A third candidate, Norsinah Abu of Bersama, is also contesting the seat, though her campaign presence has received less media attention. The broader Johor election context adds urgency to the Larkin contest: across 56 state seats, 172 candidates are competing for voter support, and more than 2.7 million registered voters are eligible to cast ballots on July 11. Larkin's outcome may reflect broader state-level sentiment regarding developmental priorities and community protection, or it may hinge on granular local concerns that transcend state-level trends.
For Malaysian observers and policymakers elsewhere in the region, the Larkin contest offers instructive parallels. As Southeast Asian cities expand and urbanisation intensifies, historic communities embedded in or near city centres face similar pressures. The question of how to reconcile development with community preservation, how to balance infrastructure modernisation with affordability and accessibility, and how to ensure that long-established residents benefit from rather than are displaced by urban growth remains acute across the region. Larkin's resolution—whichever party prevails—may provide a test case for policies that other Malaysian and Southeast Asian municipalities might study or emulate.
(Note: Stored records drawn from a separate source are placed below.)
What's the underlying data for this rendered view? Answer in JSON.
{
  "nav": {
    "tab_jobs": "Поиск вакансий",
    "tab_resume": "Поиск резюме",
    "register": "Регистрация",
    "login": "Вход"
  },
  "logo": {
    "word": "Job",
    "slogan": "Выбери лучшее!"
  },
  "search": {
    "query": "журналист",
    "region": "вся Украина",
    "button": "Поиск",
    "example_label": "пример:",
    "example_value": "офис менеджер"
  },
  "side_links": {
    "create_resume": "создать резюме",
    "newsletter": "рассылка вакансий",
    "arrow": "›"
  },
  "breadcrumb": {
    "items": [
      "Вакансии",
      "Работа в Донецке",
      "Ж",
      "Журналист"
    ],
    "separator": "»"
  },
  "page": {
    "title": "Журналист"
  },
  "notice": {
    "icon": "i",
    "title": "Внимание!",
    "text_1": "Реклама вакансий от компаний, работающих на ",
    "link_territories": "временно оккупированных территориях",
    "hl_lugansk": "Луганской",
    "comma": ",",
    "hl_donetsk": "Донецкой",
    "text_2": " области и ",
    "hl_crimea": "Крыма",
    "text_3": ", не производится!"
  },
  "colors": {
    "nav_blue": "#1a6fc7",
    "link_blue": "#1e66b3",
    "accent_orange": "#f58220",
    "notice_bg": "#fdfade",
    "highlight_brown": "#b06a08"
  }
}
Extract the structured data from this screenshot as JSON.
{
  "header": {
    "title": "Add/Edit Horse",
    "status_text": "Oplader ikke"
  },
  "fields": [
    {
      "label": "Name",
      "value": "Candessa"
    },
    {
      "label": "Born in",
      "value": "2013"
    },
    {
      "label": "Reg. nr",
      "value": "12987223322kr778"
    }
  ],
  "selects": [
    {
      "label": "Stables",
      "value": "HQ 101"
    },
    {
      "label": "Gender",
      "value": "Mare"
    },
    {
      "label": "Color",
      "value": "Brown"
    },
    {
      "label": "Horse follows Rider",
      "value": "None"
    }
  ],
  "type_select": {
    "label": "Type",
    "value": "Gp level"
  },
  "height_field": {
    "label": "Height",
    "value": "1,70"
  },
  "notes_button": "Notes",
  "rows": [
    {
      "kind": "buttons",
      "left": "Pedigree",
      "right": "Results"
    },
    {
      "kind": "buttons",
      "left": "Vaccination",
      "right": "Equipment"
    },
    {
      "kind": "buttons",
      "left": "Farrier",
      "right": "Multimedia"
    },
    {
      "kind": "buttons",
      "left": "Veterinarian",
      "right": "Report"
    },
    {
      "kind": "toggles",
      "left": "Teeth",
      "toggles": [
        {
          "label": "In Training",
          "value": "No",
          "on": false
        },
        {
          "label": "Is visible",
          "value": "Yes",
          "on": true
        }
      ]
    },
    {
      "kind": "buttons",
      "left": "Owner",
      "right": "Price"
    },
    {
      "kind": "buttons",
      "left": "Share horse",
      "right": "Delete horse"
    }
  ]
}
The election on July 11 will determine whether voters in Larkin prioritise continuity under Mohd Hairi's stewardship or seek the alternative approach represented by Suhaizan. The outcome will also signal whether Johor's voters believe the current framework for addressing land insecurity and infrastructure deficits adequately serves long-established communities, or whether they demand more assertive intervention. Either way, the Larkin contest has articulated clearly the infrastructure and land security concerns that matter most to residents of this historic neighbourhood—concerns that demand serious attention from whoever assumes responsibility for the constituency.